Orban: Ukraina nie wygra tej wojny
„Opisał obecne wydarzenia jako nowy etap w procesie trwającym od dziesięcioleci, a w swojej analizie krytykował przede wszystkim Stany Zjednoczone” – czytamy dalej. Orban miał też ocenić, że Amerykanom nie chodzi o dobro Europy, tylko chcą Europę odciąć od taniej rosyjskiej energii. To zaś, zdaniem premiera Węgier, miałoby podnieść ceny europejskich produktów i dać USA przewagę na światowych rynkach.

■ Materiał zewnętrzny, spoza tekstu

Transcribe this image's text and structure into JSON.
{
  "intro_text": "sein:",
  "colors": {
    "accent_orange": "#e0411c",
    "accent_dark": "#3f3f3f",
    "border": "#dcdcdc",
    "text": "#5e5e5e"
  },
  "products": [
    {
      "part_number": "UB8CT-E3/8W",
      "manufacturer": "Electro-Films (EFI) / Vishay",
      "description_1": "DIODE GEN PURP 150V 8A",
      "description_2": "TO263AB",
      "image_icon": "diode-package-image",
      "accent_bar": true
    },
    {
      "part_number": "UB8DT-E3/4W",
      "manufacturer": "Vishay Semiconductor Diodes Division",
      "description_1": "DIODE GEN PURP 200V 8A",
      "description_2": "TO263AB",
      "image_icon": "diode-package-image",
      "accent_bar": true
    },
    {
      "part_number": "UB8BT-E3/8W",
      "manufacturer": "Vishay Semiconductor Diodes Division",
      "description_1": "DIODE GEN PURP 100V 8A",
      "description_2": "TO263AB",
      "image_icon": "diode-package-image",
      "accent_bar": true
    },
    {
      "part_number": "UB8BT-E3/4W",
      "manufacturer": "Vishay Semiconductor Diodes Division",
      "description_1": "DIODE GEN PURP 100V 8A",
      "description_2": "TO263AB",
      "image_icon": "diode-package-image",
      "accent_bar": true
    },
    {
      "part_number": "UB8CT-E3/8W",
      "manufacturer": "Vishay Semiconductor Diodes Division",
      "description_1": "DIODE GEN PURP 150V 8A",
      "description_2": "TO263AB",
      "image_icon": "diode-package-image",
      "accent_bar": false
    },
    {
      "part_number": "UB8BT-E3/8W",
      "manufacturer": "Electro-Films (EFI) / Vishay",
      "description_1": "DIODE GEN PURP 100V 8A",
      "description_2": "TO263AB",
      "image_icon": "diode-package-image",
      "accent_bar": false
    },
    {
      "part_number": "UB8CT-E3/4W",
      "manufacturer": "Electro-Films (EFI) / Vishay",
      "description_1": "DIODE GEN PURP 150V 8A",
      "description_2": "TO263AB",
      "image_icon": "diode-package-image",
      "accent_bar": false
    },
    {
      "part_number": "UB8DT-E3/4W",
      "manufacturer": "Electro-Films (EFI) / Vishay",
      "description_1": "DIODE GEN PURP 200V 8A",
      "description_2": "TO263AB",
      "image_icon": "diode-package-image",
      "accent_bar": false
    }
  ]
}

Według relacji portalu, jeden z posłów opozycji miał zapytać Orbana, dlaczego jest krytyczny „wobec jednego z sojuszników Węgier”. Węgierski premier odpowiedział, że istnieje „różnica między byciem sojusznikiem a byciem podwładnym”. – Podwładny czeka na instrukcje, odbiera telefon na wezwanie z Waszyngtonu i mówi: Tak jest, proszę pana – stwierdził. I dodał, że „Ukraina nie wygra tej wojny bez względu na to, co ktokolwiek powie”.
Orban krytykował Polskę. „Chce wepchnąć NATO w konflikt”
Viktor Orban przekonywał również, że Węgrzy nie powinni zachowywać się jak Polacy. Ostrzegał wręcz, że postawa Polski jest ryzykowna, a Polacy chcą „wepchnąć NATO w konflikt zbrojny”. Jednak rozmówcy węgierskiego portalu zauważali, że Orban nie krytykował Polski bezpośrednio i starał się być „ostrożny” wobec „bliskiego sojusznika politycznego” Węgier. – Nie jesteśmy Polską. Nie jest naszym zadaniem wyobrażanie sobie siebie w sytuacji kogoś innego, w jego pozycji moralnej – powiedział Orbán.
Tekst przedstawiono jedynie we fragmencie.